To check whether at least one list contains a specific element

Question

Could someone please tell me what is the shortest way to write this logic?

I have two lists as list_one and list_two containing some letters. If none of these two lists contain 'B', I need to print(True). The snippet I have written works, but I am curious to know whether there is a pythonic way to write this instead of  repeating 'B' twice in the same line.

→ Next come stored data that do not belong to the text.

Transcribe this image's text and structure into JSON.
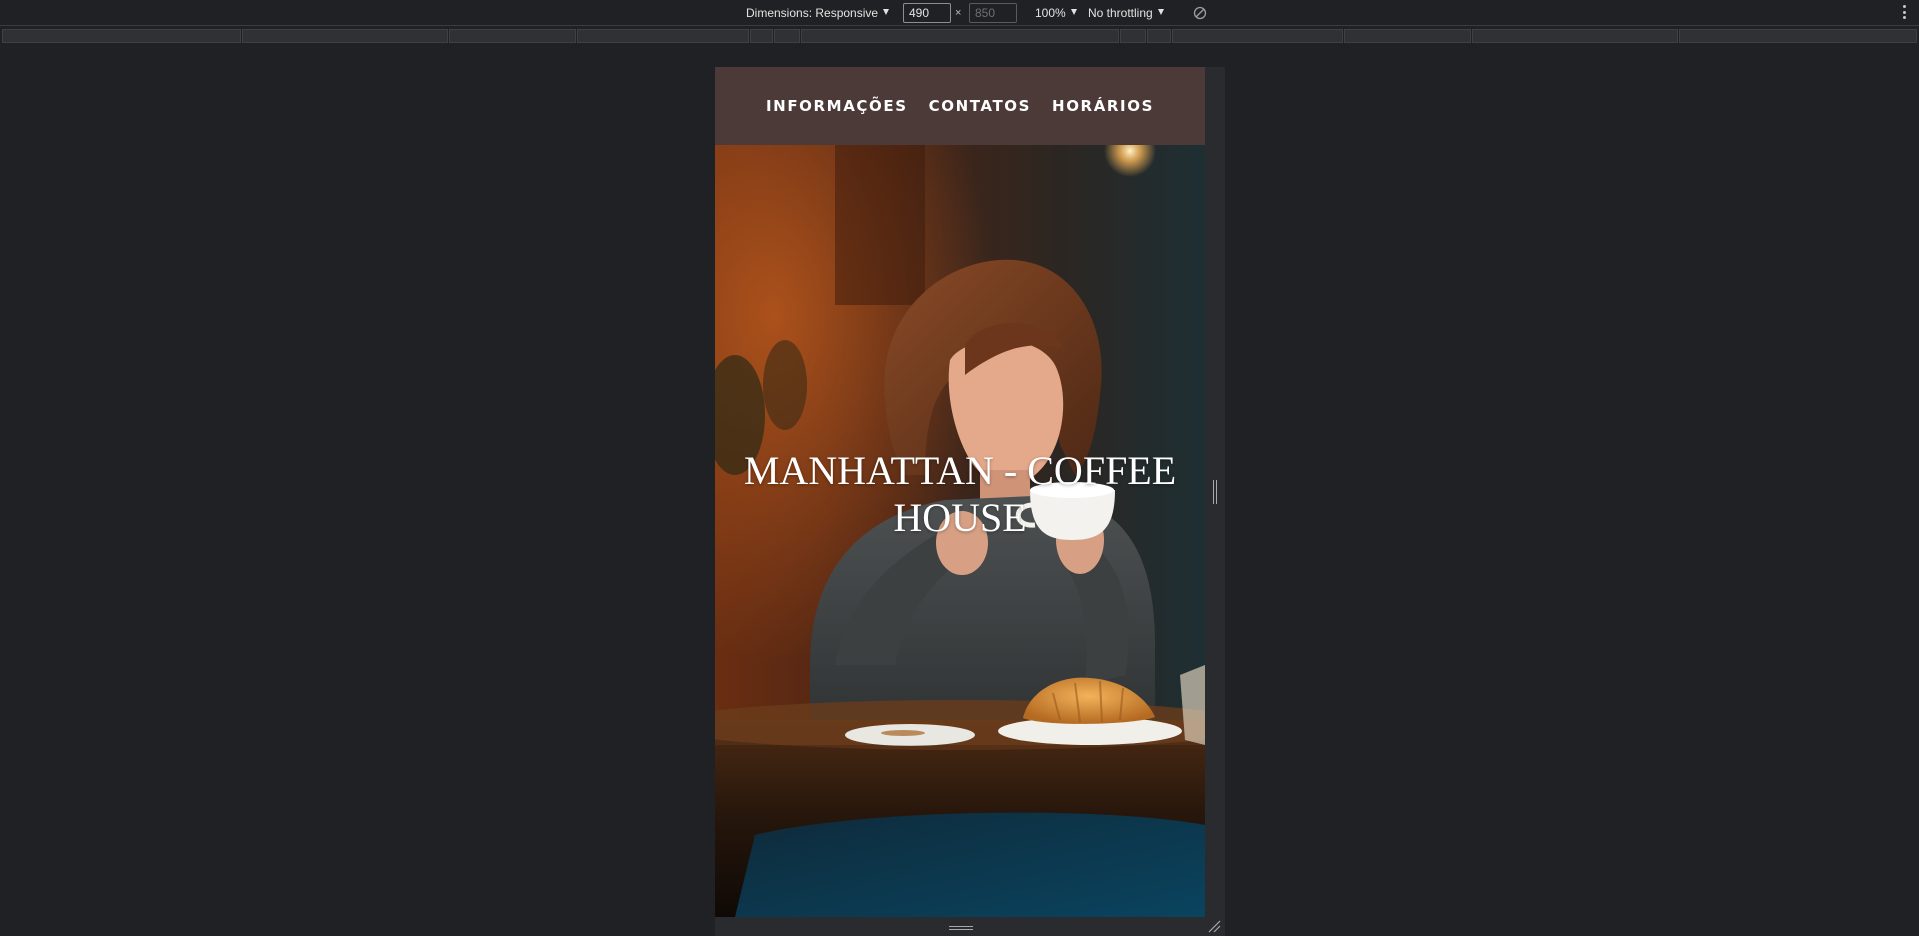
{
  "devtools": {
    "dimensions_label": "Dimensions: Responsive",
    "width_value": "490",
    "height_placeholder": "850",
    "times_symbol": "×",
    "zoom_label": "100%",
    "throttling_label": "No throttling",
    "rotate_icon": "rotate-icon",
    "more_icon": "more-vertical-icon"
  },
  "site": {
    "nav": [
      {
        "label": "INFORMAÇÕES"
      },
      {
        "label": "CONTATOS"
      },
      {
        "label": "HORÁRIOS"
      }
    ],
    "hero": {
      "title_line1": "MANHATTAN - COFFEE",
      "title_line2": "HOUSE"
    },
    "colors": {
      "nav_background": "#4b3a38",
      "page_background": "#202124"
    }
  }
}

    list_one = ['A', 'K', 'L', 'J']
    list_two = ['N', 'M', 'P', 'O']
    
    if 'B' not in list_one and 'B' not in list_two:
        print('True')

  Thanks in advance and any help would be greatly appreciated. 

Answer 1

A different way of doing this is putting all lists in a Pandas DataFrame first:

import pandas as pd
df = pd.DataFrame(list(zip(list_one, list_two)), columns =['l1', 'l2']) 

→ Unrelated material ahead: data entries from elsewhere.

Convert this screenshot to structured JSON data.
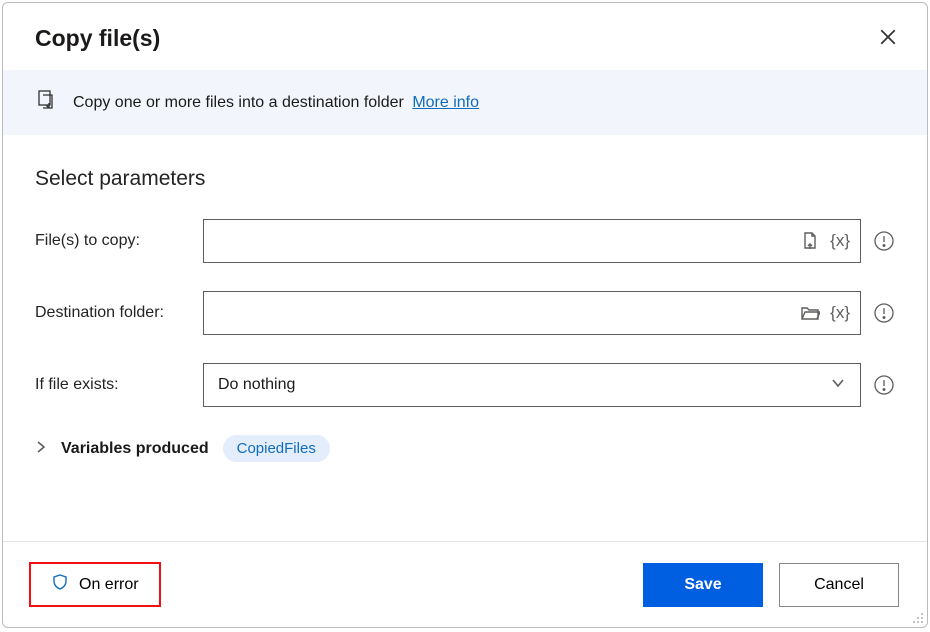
{
  "header": {
    "title": "Copy file(s)"
  },
  "info": {
    "text": "Copy one or more files into a destination folder",
    "more_label": "More info"
  },
  "section": {
    "heading": "Select parameters"
  },
  "fields": {
    "files_to_copy": {
      "label": "File(s) to copy:",
      "value": ""
    },
    "destination_folder": {
      "label": "Destination folder:",
      "value": ""
    },
    "if_file_exists": {
      "label": "If file exists:",
      "value": "Do nothing"
    }
  },
  "variables": {
    "label": "Variables produced",
    "chip": "CopiedFiles"
  },
  "footer": {
    "on_error": "On error",
    "save": "Save",
    "cancel": "Cancel"
  }
}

Then you could check easily if the character B is absent by returning a True. The double .any() is to check rows and columns:

~df.isin(['B']).any().any()

Answer 2

We have sets in Python and they are really fast compared to lists.

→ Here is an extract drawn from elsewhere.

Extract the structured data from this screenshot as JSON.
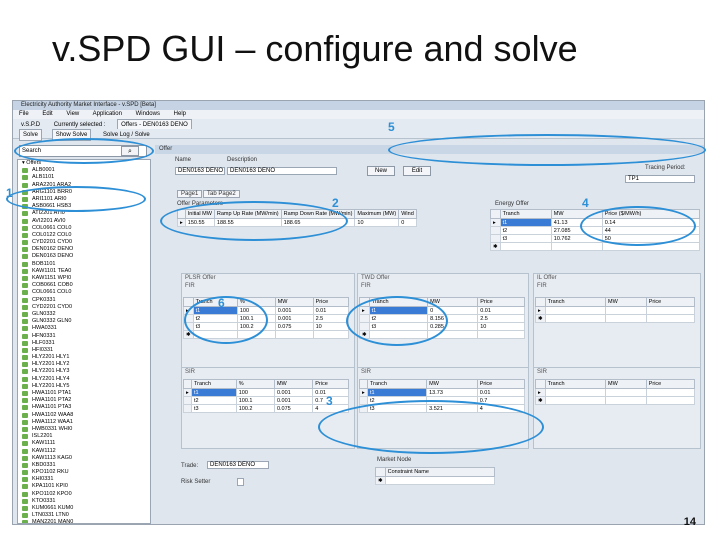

Here some features about sets.

• Sets are unordered.
• Set elements are unique.
• Duplicate elements are not allowed in sets.

Therefore you can search the item in a common set.

list_one = ['A', 'K', 'L', 'J']
list_two = ['N', 'M', 'P', 'O']

if 'B' not in set(list_one + list_two)
    print('True')

Bonus: You can use extend method to speed up list concatenation

set( list_one.extend( list_two ))

Answer 3

You can try the all function if it is more readable for you.

list_one = ['A', 'K', 'L', 'J']
list_two = ['N', 'M', 'P', 'O']

print(all('B' not in current_list for current_list in [list_one, list_two]))

Answer 4

Well, you can do that (even though I think your way is the best):

list_one = ['A', 'K', 'L', 'J']
list_two = ['N', 'M', 'P', 'O']
    
if 'B' not in (set(list_one) & set(list_two)):
    print('True')

Or:

if 'B' not in list_one + list_two:
        print('True')